Amid speculation that some politicians might block the triggering of Article 50 during a parliament vote, Javid said that the June referendum had been "very, very clear" and that it should be implemented without delay.
"It was a clear result, clear instructions were issued... by the British people to their politicians saying: We need a decision. Now it's our job as politicians to get on with it," he reportedly said during BBC One's Question Time.
He also pointed out that in 2015, a majority of MPs backed the legislation to bring in a referendum on whether the UK should remain within the European Union or not. So, now it is a "moral issue" for all of them if the decision of the citizens is not carried out immediately, he said.

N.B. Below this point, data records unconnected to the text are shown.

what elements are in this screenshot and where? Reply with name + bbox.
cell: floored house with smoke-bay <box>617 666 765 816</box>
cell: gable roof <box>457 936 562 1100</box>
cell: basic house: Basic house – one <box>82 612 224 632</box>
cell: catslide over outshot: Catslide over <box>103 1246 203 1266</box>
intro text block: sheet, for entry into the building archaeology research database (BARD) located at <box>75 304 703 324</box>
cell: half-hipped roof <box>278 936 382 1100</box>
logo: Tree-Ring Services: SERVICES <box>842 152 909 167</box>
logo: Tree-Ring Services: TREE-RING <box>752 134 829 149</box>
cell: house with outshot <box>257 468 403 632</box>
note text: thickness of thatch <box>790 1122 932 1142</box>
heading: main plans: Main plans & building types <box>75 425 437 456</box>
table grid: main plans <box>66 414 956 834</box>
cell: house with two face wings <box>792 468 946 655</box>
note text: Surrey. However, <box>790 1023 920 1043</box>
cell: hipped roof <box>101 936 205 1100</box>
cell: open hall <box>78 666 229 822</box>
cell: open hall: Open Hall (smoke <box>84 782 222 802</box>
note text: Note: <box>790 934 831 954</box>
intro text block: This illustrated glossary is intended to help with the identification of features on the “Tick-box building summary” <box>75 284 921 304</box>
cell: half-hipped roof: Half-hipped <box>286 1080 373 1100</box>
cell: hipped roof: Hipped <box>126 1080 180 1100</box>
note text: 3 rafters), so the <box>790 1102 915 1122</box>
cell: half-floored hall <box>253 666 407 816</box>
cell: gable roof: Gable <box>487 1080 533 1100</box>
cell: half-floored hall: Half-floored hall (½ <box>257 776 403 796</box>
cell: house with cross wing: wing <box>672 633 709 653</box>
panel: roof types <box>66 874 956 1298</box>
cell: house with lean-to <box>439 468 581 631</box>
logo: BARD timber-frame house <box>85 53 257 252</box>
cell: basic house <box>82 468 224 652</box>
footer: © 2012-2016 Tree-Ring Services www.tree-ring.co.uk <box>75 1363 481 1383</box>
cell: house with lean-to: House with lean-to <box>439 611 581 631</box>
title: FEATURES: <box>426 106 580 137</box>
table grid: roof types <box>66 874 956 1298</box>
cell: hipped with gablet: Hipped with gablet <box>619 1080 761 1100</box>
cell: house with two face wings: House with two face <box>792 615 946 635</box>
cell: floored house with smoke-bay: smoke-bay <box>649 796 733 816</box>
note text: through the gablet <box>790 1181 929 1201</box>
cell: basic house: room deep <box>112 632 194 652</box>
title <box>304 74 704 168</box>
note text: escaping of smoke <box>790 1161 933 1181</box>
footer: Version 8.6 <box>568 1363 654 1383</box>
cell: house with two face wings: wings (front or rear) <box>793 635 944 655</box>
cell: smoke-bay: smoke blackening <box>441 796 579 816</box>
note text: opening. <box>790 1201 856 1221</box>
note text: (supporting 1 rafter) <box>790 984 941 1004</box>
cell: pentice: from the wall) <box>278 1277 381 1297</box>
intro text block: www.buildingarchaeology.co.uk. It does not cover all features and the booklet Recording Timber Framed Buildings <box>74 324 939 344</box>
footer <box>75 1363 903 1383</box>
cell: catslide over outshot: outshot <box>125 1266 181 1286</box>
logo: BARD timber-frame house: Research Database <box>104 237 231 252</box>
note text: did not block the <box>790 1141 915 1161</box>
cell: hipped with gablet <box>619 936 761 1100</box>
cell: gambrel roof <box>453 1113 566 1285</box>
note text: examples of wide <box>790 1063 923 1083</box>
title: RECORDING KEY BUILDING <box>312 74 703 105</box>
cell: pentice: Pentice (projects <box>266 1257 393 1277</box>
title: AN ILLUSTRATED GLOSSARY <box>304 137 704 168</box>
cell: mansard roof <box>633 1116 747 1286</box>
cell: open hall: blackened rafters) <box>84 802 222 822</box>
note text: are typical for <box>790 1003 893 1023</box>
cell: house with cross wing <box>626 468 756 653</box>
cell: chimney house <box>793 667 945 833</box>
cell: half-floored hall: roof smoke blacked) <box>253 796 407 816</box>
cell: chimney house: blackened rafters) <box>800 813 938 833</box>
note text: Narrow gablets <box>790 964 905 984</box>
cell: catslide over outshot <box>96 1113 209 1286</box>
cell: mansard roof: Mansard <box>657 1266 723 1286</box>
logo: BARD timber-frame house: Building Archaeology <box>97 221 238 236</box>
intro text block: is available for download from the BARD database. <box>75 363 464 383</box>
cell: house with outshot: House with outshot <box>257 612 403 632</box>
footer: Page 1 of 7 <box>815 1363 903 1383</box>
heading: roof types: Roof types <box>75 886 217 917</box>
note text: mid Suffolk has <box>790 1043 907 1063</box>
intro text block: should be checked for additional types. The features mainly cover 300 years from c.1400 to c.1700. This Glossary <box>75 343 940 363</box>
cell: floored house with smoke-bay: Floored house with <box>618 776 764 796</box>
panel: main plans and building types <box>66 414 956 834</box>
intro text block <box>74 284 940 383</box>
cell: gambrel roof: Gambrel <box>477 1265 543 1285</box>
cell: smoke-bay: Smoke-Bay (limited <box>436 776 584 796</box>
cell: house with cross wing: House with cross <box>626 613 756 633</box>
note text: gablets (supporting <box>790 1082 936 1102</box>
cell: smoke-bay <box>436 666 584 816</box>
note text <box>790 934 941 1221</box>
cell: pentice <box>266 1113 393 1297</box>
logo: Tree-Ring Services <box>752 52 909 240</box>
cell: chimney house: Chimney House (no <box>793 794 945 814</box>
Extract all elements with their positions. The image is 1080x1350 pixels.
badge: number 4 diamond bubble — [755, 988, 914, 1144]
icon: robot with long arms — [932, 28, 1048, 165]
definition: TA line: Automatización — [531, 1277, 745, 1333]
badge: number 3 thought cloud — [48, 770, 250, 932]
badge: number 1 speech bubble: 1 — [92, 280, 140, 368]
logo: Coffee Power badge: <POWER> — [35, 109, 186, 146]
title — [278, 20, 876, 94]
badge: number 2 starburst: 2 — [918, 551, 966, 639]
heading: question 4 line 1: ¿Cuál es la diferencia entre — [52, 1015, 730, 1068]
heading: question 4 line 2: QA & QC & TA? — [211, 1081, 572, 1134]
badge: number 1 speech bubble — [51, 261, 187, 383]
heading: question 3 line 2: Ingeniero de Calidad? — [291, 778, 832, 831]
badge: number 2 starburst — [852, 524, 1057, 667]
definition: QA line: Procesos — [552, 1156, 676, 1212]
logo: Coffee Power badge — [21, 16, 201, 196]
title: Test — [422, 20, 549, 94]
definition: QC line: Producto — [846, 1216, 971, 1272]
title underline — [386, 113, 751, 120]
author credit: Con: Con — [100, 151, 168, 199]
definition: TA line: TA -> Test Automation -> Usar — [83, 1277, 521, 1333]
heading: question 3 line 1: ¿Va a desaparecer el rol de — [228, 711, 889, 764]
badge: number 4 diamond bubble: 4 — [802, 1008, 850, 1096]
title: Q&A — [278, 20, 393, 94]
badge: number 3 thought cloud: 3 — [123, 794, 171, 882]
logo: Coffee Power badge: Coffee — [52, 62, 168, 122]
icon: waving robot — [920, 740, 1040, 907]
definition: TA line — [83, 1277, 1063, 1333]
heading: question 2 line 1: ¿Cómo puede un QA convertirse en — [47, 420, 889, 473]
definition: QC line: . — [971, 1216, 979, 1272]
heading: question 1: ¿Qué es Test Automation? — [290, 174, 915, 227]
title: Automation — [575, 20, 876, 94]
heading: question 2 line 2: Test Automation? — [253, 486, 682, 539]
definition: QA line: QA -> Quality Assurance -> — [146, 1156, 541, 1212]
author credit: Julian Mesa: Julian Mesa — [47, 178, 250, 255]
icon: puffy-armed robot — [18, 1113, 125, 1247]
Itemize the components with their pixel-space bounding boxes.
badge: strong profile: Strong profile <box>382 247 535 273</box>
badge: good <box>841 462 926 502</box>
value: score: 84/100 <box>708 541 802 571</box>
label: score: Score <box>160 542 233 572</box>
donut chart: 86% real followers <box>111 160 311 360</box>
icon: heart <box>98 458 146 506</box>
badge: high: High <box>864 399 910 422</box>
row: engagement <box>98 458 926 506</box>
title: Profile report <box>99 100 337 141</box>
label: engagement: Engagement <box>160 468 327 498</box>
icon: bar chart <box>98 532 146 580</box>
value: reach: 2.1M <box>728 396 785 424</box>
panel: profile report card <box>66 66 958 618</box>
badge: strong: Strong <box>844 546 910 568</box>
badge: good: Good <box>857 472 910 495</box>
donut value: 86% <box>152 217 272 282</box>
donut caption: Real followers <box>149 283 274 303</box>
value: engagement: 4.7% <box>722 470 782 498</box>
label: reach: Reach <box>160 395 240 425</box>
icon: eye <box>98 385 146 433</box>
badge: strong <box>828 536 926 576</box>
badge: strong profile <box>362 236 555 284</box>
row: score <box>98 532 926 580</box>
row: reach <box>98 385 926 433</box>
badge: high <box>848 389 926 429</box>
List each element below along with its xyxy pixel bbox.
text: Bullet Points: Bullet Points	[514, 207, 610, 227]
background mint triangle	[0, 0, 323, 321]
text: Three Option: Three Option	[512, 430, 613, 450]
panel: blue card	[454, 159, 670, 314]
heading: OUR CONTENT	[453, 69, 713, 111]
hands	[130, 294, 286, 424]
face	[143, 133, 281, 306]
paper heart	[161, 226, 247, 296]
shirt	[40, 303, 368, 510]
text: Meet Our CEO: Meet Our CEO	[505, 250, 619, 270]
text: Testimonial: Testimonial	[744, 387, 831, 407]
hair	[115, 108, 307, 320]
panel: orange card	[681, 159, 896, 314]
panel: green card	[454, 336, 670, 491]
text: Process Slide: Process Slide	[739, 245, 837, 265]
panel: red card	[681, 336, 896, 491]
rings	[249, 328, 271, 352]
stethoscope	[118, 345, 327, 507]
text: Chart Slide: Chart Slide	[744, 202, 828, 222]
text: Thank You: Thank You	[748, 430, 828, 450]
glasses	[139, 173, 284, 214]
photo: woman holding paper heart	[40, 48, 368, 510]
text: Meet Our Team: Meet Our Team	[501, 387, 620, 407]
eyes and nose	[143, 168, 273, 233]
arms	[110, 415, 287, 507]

Meanwhile, Lisa Nandy of the Labour party said she is confident that Article 50 will be triggered and Britain will leave the bloc whether or not parliament votes on the issue. She told the BBC that "there are no more than a handful of parliamentarians who would seek to block that decision".
If the Supreme Court rules to sustain the High Court's decision, the government will have to introduce a new law for MPs and the House of Lords to vote on. This might lead to further delays in triggering Article 50.
However, investment fund manager and Remain voter Gina Miller – who is the lead claimant in the Article 50 case – played down criticism that the High Court ruling dealt a major blow to the Brexit process. She insisted that it was "not about politics, this was about process".
"One of the big arguments [in the referendum[ was parliamentary sovereignty... so you can't on the day you get back sovereignty decide you're going to sidestep or throw it away," the BBC quoted her as saying.
Reacting to the developments, Labour leader Jeremy Corbyn reportedly said: "This ruling underlines the need for the government to bring its negotiating terms to Parliament without delay. Labour respects the decision of the British people to leave the European Union. But there must be transparency and accountability to Parliament on the terms of Brexit."
Meanwhile, Liberal Democrat leader Tim Farron said that "democracy and sovereignty have been restored" through the High Court ruling. "What the government was seeking to do was to impose a deal that absolutely nobody voted for, that most people who voted to leave wouldn't be happy with and most people who voted to remain wouldn't be happy with, without any kind of Parliamentary scrutiny.
"So it's a terrible shame it had to go to the courts, but what has happened is that democracy and sovereignty have been restored," he noted.
However, UKIP leader Nigel Farage has said that the country appears to be heading for "a half-Brexit".
"I worry that a betrayal may be near at hand... I now fear that every attempt will be made to block or delay the triggering of Article 50," he reportedly said.